Concerns raised about Labour’s Banc Cambria manifesto pledge
The Welsh Government has been urged to provide an update on the launch of a promised Welsh community bank that has been hindered by setbacks including the withdrawal of support from a leading Welsh building society.
Banc Cambria, a community banking offer, was originally promised in Welsh Labour’s 2021 election manifesto, but has been suffered the withdrawal of support from Monmouthshire Building Society (MBS), who had been developing the scheme on behalf of the Welsh Government.
‘First of its kind’
In July 2022, Monmouthshire Building Society hailed the plans as “the first-of-its-kind community bank in the UK”.
In a press release, they said that “the Community Bank for Wales will provide bilingual, everyday banking services for individuals and businesses — accessible through telephone, digital and a network of physical outlets to be located across Wales.”
At the time, the chief of Swansea Building Society raised a number of concerns about the project, not least the lack of transparency with regards to Welsh Labour’s choice of Monmouthshire Building Society and no input from Wales’ other financial institutions.
Alun Williams, Swansea Building Society Chief Executive said: “If the Welsh Government funds Monmouthshire Building Society to deliver that project, should they also be funding Swansea Building Society and the Principality Building Society for us to open more branches and expand our coverage in Wales?
“But Swansea Building Society weren’t even asked by the Welsh Government to attend any of the due diligence meetings that took place. I don’t think they even knew we existed until after we raised it with them and said, ‘We understand you’re having meetings about forming a new bank and nobody’s been in touch’. They came down and had a chat then.”
He also questioned why a community bank for Wales wasn’t being delivered through the Development Bank of Wales.
“We’ve already got a Welsh Government bank that has been trading for a long time, which has a board and staff structure in place, with offices across the country, albeit they only do commercial lending. Yet that isn’t the solution to provide the Banc Cambria project. That makes no sense to me at all.”
The Economy Minister, Vaughan Gething, confirmed in a Written Statement in March that Monmouthshire Building Society had decided to withdraw from the project.

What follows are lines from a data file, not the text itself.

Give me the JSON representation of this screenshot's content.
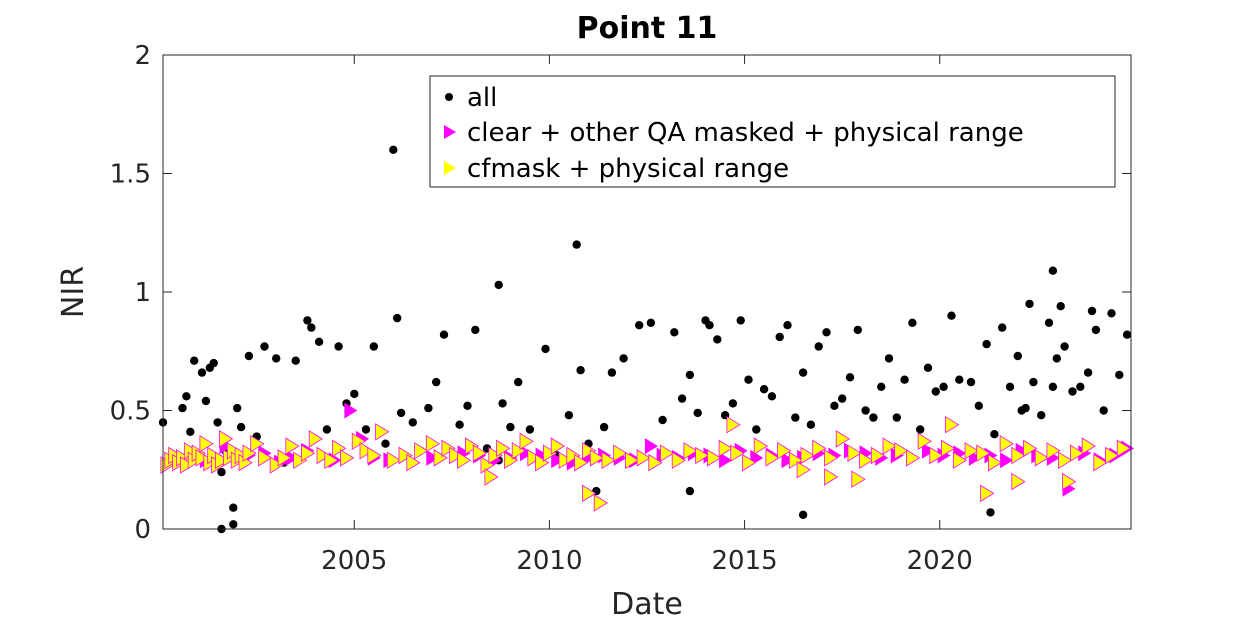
{
  "chart_data": {
    "type": "scatter",
    "title": "Point 11",
    "xlabel": "Date",
    "ylabel": "NIR",
    "xlim": [
      2000.1,
      2024.9
    ],
    "ylim": [
      0,
      2
    ],
    "xticks": [
      2005,
      2010,
      2015,
      2020
    ],
    "xtick_labels": [
      "2005",
      "2010",
      "2015",
      "2020"
    ],
    "yticks": [
      0,
      0.5,
      1,
      1.5,
      2
    ],
    "ytick_labels": [
      "0",
      "0.5",
      "1",
      "1.5",
      "2"
    ],
    "grid": false,
    "legend_position": "top-right",
    "series": [
      {
        "name": "all",
        "marker": "dot",
        "color": "#000000",
        "x": [
          2000.1,
          2000.6,
          2000.7,
          2000.8,
          2000.9,
          2001.0,
          2001.1,
          2001.2,
          2001.3,
          2001.4,
          2001.5,
          2001.6,
          2001.7,
          2001.8,
          2001.9,
          2002.0,
          2002.1,
          2002.3,
          2002.5,
          2002.7,
          2003.0,
          2003.2,
          2003.5,
          2003.8,
          2003.9,
          2004.1,
          2004.3,
          2004.6,
          2004.8,
          2005.0,
          2005.3,
          2005.5,
          2005.8,
          2006.1,
          2006.2,
          2006.5,
          2006.9,
          2007.1,
          2007.3,
          2007.7,
          2007.9,
          2008.1,
          2008.4,
          2008.7,
          2008.8,
          2009.0,
          2009.2,
          2009.5,
          2009.9,
          2010.2,
          2010.5,
          2010.8,
          2011.0,
          2011.2,
          2011.4,
          2011.6,
          2011.9,
          2012.3,
          2012.6,
          2012.9,
          2013.2,
          2013.4,
          2013.6,
          2013.8,
          2014.0,
          2014.1,
          2014.3,
          2014.5,
          2014.7,
          2014.9,
          2015.1,
          2015.3,
          2015.5,
          2015.7,
          2015.9,
          2016.1,
          2016.3,
          2016.5,
          2016.7,
          2016.9,
          2017.1,
          2017.3,
          2017.5,
          2017.7,
          2017.9,
          2018.1,
          2018.3,
          2018.5,
          2018.7,
          2018.9,
          2019.1,
          2019.3,
          2019.5,
          2019.7,
          2019.9,
          2020.1,
          2020.3,
          2020.5,
          2020.8,
          2021.0,
          2021.2,
          2021.4,
          2021.6,
          2021.8,
          2022.0,
          2022.1,
          2022.2,
          2022.3,
          2022.4,
          2022.6,
          2022.8,
          2022.9,
          2023.0,
          2023.1,
          2023.2,
          2023.4,
          2023.6,
          2023.8,
          2023.9,
          2024.0,
          2024.2,
          2024.4,
          2024.6,
          2024.8,
          2001.6,
          2001.9,
          2006.0,
          2010.7,
          2013.6,
          2016.5,
          2021.3,
          2022.9,
          2008.7
        ],
        "y": [
          0.45,
          0.51,
          0.56,
          0.41,
          0.71,
          0.29,
          0.66,
          0.54,
          0.68,
          0.7,
          0.45,
          0.24,
          0.33,
          0.31,
          0.09,
          0.51,
          0.43,
          0.73,
          0.39,
          0.77,
          0.72,
          0.28,
          0.71,
          0.88,
          0.85,
          0.79,
          0.42,
          0.77,
          0.53,
          0.57,
          0.42,
          0.77,
          0.36,
          0.89,
          0.49,
          0.45,
          0.51,
          0.62,
          0.82,
          0.44,
          0.52,
          0.84,
          0.34,
          0.29,
          0.53,
          0.43,
          0.62,
          0.42,
          0.76,
          0.31,
          0.48,
          0.67,
          0.36,
          0.16,
          0.43,
          0.66,
          0.72,
          0.86,
          0.87,
          0.46,
          0.83,
          0.55,
          0.65,
          0.49,
          0.88,
          0.86,
          0.8,
          0.48,
          0.53,
          0.88,
          0.63,
          0.42,
          0.59,
          0.56,
          0.81,
          0.86,
          0.47,
          0.66,
          0.44,
          0.77,
          0.83,
          0.52,
          0.55,
          0.64,
          0.84,
          0.5,
          0.47,
          0.6,
          0.72,
          0.47,
          0.63,
          0.87,
          0.42,
          0.68,
          0.58,
          0.6,
          0.9,
          0.63,
          0.62,
          0.52,
          0.78,
          0.4,
          0.85,
          0.6,
          0.73,
          0.5,
          0.51,
          0.95,
          0.62,
          0.48,
          0.87,
          0.6,
          0.72,
          0.94,
          0.77,
          0.58,
          0.6,
          0.66,
          0.92,
          0.84,
          0.5,
          0.91,
          0.65,
          0.82,
          0.0,
          0.02,
          1.6,
          1.2,
          0.16,
          0.06,
          0.07,
          1.09,
          1.03
        ]
      },
      {
        "name": "clear + other QA masked + physical range",
        "marker": "triangle-right",
        "color": "#ff00ff",
        "x": [
          2000.3,
          2000.5,
          2000.8,
          2001.2,
          2001.4,
          2001.7,
          2002.0,
          2002.3,
          2002.7,
          2003.1,
          2003.4,
          2003.8,
          2004.2,
          2004.5,
          2004.9,
          2005.2,
          2005.5,
          2005.9,
          2006.3,
          2006.7,
          2007.0,
          2007.4,
          2007.8,
          2008.2,
          2008.6,
          2009.0,
          2009.4,
          2009.8,
          2010.2,
          2010.6,
          2011.0,
          2011.4,
          2011.8,
          2012.2,
          2012.6,
          2012.9,
          2013.3,
          2013.7,
          2014.1,
          2014.5,
          2014.9,
          2015.3,
          2015.7,
          2016.1,
          2016.5,
          2016.9,
          2017.3,
          2017.7,
          2018.1,
          2018.5,
          2018.9,
          2019.3,
          2019.7,
          2020.1,
          2020.5,
          2020.9,
          2021.3,
          2021.7,
          2022.1,
          2022.5,
          2022.9,
          2023.3,
          2023.7,
          2024.1,
          2024.5,
          2024.8
        ],
        "y": [
          0.28,
          0.3,
          0.32,
          0.29,
          0.3,
          0.35,
          0.29,
          0.31,
          0.32,
          0.28,
          0.3,
          0.33,
          0.31,
          0.29,
          0.5,
          0.38,
          0.3,
          0.29,
          0.31,
          0.33,
          0.3,
          0.34,
          0.32,
          0.31,
          0.29,
          0.3,
          0.32,
          0.31,
          0.29,
          0.28,
          0.3,
          0.31,
          0.3,
          0.29,
          0.35,
          0.31,
          0.3,
          0.32,
          0.31,
          0.29,
          0.33,
          0.3,
          0.31,
          0.29,
          0.3,
          0.32,
          0.31,
          0.33,
          0.32,
          0.3,
          0.31,
          0.3,
          0.33,
          0.31,
          0.32,
          0.3,
          0.31,
          0.29,
          0.33,
          0.31,
          0.3,
          0.17,
          0.32,
          0.29,
          0.31,
          0.34
        ]
      },
      {
        "name": "cfmask + physical range",
        "marker": "triangle-right",
        "color": "#ffff00",
        "x": [
          2000.2,
          2000.3,
          2000.4,
          2000.5,
          2000.6,
          2000.7,
          2000.8,
          2000.9,
          2001.0,
          2001.1,
          2001.2,
          2001.3,
          2001.4,
          2001.5,
          2001.6,
          2001.7,
          2001.8,
          2001.9,
          2002.0,
          2002.1,
          2002.2,
          2002.3,
          2002.5,
          2002.7,
          2003.0,
          2003.2,
          2003.4,
          2003.6,
          2003.8,
          2004.0,
          2004.2,
          2004.4,
          2004.6,
          2004.8,
          2005.1,
          2005.3,
          2005.5,
          2005.7,
          2006.0,
          2006.3,
          2006.5,
          2006.7,
          2007.0,
          2007.2,
          2007.4,
          2007.6,
          2007.8,
          2008.0,
          2008.2,
          2008.4,
          2008.6,
          2008.8,
          2009.0,
          2009.2,
          2009.4,
          2009.6,
          2009.8,
          2010.0,
          2010.2,
          2010.4,
          2010.6,
          2010.8,
          2011.0,
          2011.2,
          2011.5,
          2011.8,
          2012.1,
          2012.4,
          2012.7,
          2013.0,
          2013.3,
          2013.6,
          2013.9,
          2014.2,
          2014.5,
          2014.8,
          2015.1,
          2015.4,
          2015.7,
          2016.0,
          2016.3,
          2016.6,
          2016.9,
          2017.2,
          2017.5,
          2017.8,
          2018.1,
          2018.4,
          2018.7,
          2019.0,
          2019.3,
          2019.6,
          2019.9,
          2020.2,
          2020.5,
          2020.8,
          2021.1,
          2021.4,
          2021.7,
          2022.0,
          2022.3,
          2022.6,
          2022.9,
          2023.2,
          2023.5,
          2023.8,
          2024.1,
          2024.4,
          2024.7,
          2011.0,
          2011.3,
          2008.5,
          2016.5,
          2017.2,
          2017.9,
          2021.2,
          2022.0,
          2023.3,
          2014.7,
          2020.3
        ],
        "y": [
          0.27,
          0.29,
          0.31,
          0.28,
          0.3,
          0.27,
          0.33,
          0.29,
          0.32,
          0.3,
          0.36,
          0.28,
          0.31,
          0.27,
          0.29,
          0.38,
          0.3,
          0.33,
          0.29,
          0.31,
          0.28,
          0.32,
          0.36,
          0.3,
          0.27,
          0.3,
          0.35,
          0.29,
          0.32,
          0.38,
          0.31,
          0.29,
          0.34,
          0.3,
          0.37,
          0.33,
          0.31,
          0.41,
          0.29,
          0.31,
          0.28,
          0.33,
          0.36,
          0.3,
          0.34,
          0.31,
          0.29,
          0.35,
          0.32,
          0.27,
          0.31,
          0.34,
          0.29,
          0.33,
          0.37,
          0.3,
          0.28,
          0.32,
          0.35,
          0.29,
          0.31,
          0.28,
          0.33,
          0.3,
          0.29,
          0.32,
          0.29,
          0.3,
          0.28,
          0.32,
          0.29,
          0.33,
          0.31,
          0.3,
          0.34,
          0.32,
          0.28,
          0.35,
          0.3,
          0.33,
          0.29,
          0.31,
          0.34,
          0.3,
          0.38,
          0.32,
          0.29,
          0.31,
          0.35,
          0.33,
          0.3,
          0.37,
          0.31,
          0.34,
          0.29,
          0.33,
          0.32,
          0.28,
          0.36,
          0.31,
          0.34,
          0.3,
          0.33,
          0.29,
          0.32,
          0.35,
          0.28,
          0.31,
          0.34,
          0.15,
          0.11,
          0.22,
          0.25,
          0.22,
          0.21,
          0.15,
          0.2,
          0.2,
          0.44,
          0.44
        ]
      }
    ]
  }
}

Mr Gething said: “Our vision remains unchanged – that is for community banking services to develop in Wales, adding value and choice in the financial ecosystem and supporting community wealth building.”
“Welsh Government, therefore, remains open to working constructively with the sector to explore options and opportunities and we will continue to engage actively with Cambria Cydfuddiannol Limited to this end.”
In a statement released in July 2023, MBS’ Chief Executive Will Carroll said that “the UK’s economic situation has changed significantly – interest rates are rising, house prices are falling and the cost-of-living crisis continues”.
He added: “As a purpose-driven mutual building society, we prioritise our members and the communities they live in.
“This means we won’t take any unnecessary risks that could potentially impact on the Society’s performance or the trust our members place in us.
“Given the current unpredictability and ongoing challenges facing the UK economy, we’ve decided to stop working on our plans to deliver a community bank.”
The Welsh Liberal Dems are now calling for an update from the Welsh Government on what will be done to safeguard the scheme and ensure that the Welsh public have access to a community bank.
Real concerns about scheme’s future
The calls come ahead of the opening of a community banking hub funded by Cash Access UK in Welshpool earlier this month.
Commenting on the delays and lack of clarity, Welsh Liberal Democrats leader Jane Dodds MS said: “A local bank branch closing its doors has become a far too common occurrence in towns and villages across Wales.
“The closing of these branches has cut off thousands of people from accessing an in-person banking service, something that can prove to be vital for those of us who are less tech-savvy.
“Community banks, like the one I visited earlier this month in Welshpool, offer an alternative to a future where people are cut off from their banks.
“The Welsh Government, to their credit, have recognised this and in 2021 promised in their election manifesto a community banking scheme for Wales.
“However, since making this commitment, very little progress has been made and there are very real concerns about the future of this scheme.
“It’s time for the Welsh Government to shine some light on the matter.”
Welsh Government response
In response, a Welsh Government spokesperson said: “We are working on the development of a Community Bank. We have often stated that a Community Bank cannot be seen as a singular solution to the challenges arising from the flight of retail banks from our high streets and that we need solutions which engage all key stakeholders so that banking in our communities is sustainable and supports the needs of all users.”